Biggi und ihre Tiere

Ist sie in Sophienlust in Sicherheit?

Gert Rothberg

Frau Rennert blickte zum strahlend blauen Himmel empor, an dem sich kein einziges Wölkchen zeigte. Bestimmt würde es auch an diesem Tag kein Gewitter geben. Auf die ersehnte Abkühlung würden sie also mindestens noch einen Tag warten müssen. Man schrieb zwar erst Mai, doch man hätte glauben können, die Hundstage seien bereits gekommen.

In diesem Moment trat Carola Rennert, die Schwiegertochter der Heimleiterin, aus dem Herrenhaus von Sophienlust. Sie war schwer beladen. Auf jedem Arm trug sie einen ihrer Zwillinge.

Frau Rennert trat rasch auf Carola zu und nahm ihr eines der Kinder ab.

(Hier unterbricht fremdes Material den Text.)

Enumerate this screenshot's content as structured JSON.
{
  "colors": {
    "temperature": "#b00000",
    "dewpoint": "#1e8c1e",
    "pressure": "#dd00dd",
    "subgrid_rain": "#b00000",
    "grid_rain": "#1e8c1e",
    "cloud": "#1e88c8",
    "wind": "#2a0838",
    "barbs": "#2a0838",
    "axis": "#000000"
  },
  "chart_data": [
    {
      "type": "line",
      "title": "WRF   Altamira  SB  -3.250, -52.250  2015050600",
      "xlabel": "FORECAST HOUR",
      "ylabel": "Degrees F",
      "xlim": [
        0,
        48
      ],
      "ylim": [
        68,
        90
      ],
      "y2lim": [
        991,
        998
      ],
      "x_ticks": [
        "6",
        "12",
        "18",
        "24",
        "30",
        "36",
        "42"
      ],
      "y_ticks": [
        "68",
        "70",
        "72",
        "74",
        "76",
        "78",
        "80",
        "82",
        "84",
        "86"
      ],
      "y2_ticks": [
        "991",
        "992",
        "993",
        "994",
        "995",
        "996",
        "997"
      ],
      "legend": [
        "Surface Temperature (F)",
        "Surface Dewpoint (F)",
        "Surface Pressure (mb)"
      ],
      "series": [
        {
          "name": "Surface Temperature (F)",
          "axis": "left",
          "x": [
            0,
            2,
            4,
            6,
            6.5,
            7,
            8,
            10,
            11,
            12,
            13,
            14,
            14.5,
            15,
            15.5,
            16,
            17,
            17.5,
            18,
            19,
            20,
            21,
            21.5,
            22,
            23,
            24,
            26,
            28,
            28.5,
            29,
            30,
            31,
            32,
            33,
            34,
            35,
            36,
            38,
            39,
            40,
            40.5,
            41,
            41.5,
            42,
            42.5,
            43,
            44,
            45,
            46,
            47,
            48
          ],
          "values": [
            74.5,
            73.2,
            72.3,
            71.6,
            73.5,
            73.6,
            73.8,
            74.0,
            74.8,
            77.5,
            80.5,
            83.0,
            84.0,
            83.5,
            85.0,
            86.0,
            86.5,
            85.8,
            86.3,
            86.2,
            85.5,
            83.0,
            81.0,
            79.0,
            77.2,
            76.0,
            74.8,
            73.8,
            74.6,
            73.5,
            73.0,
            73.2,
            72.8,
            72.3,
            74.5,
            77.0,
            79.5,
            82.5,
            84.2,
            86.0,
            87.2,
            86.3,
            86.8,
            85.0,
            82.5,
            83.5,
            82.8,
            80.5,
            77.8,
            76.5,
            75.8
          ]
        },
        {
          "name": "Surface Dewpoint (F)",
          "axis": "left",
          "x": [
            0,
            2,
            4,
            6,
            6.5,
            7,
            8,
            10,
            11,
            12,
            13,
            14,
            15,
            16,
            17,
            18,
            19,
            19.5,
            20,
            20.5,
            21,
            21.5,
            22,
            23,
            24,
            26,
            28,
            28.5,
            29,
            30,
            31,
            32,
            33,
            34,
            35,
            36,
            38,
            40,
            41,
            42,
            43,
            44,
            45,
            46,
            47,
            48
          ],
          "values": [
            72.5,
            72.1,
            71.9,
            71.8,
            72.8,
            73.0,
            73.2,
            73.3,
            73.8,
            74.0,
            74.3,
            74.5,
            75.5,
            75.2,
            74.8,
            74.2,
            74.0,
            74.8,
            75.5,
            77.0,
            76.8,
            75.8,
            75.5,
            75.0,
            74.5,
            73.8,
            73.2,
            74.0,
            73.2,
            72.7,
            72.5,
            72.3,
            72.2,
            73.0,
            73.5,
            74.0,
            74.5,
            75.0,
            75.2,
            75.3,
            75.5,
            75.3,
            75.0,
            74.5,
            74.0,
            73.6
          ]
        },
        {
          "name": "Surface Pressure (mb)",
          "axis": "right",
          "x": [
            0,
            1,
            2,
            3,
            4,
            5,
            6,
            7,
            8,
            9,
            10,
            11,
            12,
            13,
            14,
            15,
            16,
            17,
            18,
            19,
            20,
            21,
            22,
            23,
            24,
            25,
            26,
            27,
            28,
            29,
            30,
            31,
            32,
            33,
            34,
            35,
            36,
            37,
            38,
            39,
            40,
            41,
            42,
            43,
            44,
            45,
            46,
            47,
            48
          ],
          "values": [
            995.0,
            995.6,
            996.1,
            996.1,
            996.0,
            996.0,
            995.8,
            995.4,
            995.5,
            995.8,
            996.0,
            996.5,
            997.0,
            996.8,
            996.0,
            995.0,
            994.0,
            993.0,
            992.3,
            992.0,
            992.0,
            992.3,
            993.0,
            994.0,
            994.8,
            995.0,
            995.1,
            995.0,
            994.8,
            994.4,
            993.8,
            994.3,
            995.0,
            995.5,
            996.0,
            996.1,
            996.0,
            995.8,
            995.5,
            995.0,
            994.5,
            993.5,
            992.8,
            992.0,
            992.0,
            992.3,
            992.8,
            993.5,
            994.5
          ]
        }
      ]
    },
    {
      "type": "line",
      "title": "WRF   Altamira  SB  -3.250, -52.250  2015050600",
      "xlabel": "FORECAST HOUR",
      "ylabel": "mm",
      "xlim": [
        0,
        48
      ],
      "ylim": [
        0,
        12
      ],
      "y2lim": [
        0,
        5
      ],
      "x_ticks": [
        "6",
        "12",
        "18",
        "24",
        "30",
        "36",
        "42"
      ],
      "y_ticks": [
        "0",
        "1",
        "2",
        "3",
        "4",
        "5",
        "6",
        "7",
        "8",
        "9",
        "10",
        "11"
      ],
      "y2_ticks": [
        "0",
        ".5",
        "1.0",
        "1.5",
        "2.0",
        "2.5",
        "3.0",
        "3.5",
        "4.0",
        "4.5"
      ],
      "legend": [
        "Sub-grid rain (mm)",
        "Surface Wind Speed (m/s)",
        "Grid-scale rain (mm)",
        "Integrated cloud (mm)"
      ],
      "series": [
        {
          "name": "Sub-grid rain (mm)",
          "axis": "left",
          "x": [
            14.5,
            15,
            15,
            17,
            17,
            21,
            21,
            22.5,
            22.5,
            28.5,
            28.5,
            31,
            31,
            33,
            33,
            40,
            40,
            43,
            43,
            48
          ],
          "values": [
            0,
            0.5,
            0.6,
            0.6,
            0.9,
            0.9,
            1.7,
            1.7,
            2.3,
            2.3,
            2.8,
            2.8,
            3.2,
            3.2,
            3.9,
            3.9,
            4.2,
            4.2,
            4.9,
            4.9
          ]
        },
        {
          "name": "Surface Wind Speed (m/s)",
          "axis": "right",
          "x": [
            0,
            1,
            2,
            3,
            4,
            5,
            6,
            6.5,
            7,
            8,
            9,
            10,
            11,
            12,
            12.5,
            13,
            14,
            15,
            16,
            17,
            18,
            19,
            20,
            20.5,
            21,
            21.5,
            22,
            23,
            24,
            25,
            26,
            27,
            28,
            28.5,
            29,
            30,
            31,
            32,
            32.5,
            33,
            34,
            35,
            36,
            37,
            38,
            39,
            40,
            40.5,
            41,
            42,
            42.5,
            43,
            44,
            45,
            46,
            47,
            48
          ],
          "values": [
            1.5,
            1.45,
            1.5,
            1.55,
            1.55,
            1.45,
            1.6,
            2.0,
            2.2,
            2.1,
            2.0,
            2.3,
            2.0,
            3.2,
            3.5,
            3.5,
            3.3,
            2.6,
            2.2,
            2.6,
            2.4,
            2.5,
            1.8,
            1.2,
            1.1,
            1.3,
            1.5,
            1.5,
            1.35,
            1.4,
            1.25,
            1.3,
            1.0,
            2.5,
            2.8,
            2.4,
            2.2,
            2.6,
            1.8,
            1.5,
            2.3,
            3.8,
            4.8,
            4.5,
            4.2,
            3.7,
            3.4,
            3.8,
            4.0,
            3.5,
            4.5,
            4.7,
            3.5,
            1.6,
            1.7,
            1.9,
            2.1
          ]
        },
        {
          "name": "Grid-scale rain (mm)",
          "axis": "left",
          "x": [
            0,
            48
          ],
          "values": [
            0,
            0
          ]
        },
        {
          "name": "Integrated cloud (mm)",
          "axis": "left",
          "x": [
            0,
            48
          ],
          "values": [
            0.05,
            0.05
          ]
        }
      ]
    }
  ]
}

»Puh«, machte die junge Frau und blies eine Strähne aus der erhitzten Stirn. »Glaubst du, dass wir heute noch ein Gewitter kriegen? Ich wäre deshalb nicht böse. Bei dieser Hitze schwitzt man ja schon beim bloßen Nichtstun.«

»Ich glaube nicht, dass wir heute noch mit einer Abkühlung rechnen können«, entgegnete die Heimleiterin und warf noch einmal einen abschätzenden Blick zum wolkenlosen Blau hinauf.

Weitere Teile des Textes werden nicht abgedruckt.